Na S24 lansowana była niedawno, przez kilku "blogerów" teza o tym że PiS fałszuje wybory, zobaczymy w ciągu paru dni, czy akcja się rozwinie wg tego scenariusza.
Ten bandycki glina nie był idiotą
16 Lipca, 2011 - 20:40
Dlaczego komendant policji trzymał tyle czasu karty wyborcze w bagażniku?

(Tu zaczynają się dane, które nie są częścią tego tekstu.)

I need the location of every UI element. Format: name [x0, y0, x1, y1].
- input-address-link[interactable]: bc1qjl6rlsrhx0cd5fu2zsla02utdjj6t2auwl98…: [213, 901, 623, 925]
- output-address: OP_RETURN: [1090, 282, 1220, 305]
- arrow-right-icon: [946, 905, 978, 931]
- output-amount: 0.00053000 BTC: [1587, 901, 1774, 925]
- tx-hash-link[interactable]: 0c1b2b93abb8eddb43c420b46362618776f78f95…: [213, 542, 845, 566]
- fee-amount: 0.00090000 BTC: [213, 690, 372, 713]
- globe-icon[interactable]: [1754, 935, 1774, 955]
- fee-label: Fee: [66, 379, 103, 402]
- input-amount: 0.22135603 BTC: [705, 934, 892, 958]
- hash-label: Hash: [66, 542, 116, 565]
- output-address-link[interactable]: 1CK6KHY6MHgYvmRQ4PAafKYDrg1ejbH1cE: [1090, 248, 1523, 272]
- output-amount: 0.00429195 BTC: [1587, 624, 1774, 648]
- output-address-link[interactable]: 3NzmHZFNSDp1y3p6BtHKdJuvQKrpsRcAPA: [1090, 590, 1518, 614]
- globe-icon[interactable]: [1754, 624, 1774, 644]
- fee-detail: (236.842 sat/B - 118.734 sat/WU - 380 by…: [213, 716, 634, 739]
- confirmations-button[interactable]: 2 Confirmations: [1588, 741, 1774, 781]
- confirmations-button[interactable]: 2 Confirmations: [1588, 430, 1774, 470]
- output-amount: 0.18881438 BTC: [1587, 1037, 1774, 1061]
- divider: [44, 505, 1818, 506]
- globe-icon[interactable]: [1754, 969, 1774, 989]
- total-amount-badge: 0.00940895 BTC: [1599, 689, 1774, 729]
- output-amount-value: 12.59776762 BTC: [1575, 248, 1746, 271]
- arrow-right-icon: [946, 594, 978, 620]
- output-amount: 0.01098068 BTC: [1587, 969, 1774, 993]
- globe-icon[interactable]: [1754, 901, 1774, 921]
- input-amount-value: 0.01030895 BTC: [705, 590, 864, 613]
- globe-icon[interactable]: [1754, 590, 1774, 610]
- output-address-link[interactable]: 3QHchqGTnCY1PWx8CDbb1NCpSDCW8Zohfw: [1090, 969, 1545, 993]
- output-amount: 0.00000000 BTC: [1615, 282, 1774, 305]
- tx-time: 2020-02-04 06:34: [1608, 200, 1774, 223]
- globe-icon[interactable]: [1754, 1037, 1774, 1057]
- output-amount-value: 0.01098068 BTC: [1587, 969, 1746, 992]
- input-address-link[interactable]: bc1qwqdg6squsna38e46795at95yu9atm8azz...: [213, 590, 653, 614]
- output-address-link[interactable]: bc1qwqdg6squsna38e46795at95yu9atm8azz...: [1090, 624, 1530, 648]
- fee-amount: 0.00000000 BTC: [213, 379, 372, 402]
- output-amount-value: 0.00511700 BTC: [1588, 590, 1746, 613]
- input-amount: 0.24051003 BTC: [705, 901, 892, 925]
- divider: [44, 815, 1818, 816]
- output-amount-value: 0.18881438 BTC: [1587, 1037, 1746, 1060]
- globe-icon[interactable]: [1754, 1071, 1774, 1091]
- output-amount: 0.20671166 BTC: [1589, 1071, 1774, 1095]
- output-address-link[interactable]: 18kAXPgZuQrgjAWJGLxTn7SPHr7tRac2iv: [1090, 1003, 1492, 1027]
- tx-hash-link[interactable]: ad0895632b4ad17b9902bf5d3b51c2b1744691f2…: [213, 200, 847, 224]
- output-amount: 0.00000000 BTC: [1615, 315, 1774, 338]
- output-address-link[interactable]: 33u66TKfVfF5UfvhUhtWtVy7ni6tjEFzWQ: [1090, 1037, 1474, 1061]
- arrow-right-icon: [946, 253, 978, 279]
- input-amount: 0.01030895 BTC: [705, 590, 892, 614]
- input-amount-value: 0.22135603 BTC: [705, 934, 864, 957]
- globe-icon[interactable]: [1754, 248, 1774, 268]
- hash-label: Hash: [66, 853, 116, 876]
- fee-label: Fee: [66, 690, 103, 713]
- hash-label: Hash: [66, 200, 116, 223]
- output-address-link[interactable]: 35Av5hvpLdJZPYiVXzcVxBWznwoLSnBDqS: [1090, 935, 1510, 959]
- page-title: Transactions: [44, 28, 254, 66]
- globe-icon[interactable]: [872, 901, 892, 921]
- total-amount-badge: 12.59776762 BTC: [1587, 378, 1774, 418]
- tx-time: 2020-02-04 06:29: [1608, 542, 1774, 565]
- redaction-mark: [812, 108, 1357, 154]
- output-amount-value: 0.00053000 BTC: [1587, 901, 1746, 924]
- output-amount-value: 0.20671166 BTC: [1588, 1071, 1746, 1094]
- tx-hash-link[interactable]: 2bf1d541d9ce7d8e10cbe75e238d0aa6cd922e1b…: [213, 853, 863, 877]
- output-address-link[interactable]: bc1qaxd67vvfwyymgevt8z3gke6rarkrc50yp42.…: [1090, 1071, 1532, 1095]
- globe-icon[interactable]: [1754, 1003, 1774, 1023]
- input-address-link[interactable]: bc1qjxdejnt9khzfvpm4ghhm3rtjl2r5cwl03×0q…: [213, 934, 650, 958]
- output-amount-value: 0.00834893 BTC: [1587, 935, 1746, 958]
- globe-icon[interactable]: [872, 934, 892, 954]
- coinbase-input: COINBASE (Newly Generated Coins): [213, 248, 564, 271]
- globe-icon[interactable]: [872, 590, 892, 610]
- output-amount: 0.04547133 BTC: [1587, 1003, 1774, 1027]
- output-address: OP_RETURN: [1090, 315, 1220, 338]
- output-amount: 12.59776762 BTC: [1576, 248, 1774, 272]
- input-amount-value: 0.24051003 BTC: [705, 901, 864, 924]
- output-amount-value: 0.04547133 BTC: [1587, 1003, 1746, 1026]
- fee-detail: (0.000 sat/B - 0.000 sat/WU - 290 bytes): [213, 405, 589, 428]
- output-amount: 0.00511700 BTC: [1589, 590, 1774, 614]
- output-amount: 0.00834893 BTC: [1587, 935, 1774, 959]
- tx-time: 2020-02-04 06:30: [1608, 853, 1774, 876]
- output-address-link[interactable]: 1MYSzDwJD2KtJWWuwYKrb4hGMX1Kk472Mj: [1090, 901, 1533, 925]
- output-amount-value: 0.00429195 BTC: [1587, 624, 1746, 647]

Ten karton z głosami wyborców w bagażniku, to była “polisa ubezpieczeniowa” komendanta. Gliniarz nie jest idiotą. Może chciał mieć haki na wspólników? Jak się jest członkiem grupy, która nie gra fair, trzeba umieć zabezpieczyć się. Ktoś, kto oszukuje innych w każdej chwili może oszukać wspólnika. Posiadanie jakichkolwiek dowodów na działania niezgodne z prawem daje władzę nad ludźmi umoczonymi w te działania. Teraz tylko czekać jak komendant popełni samobójstwo przy pomocy "nieznanych sprawców”. Podobnie jak Franiewski z kompanami czy Ireneusz Sekuła.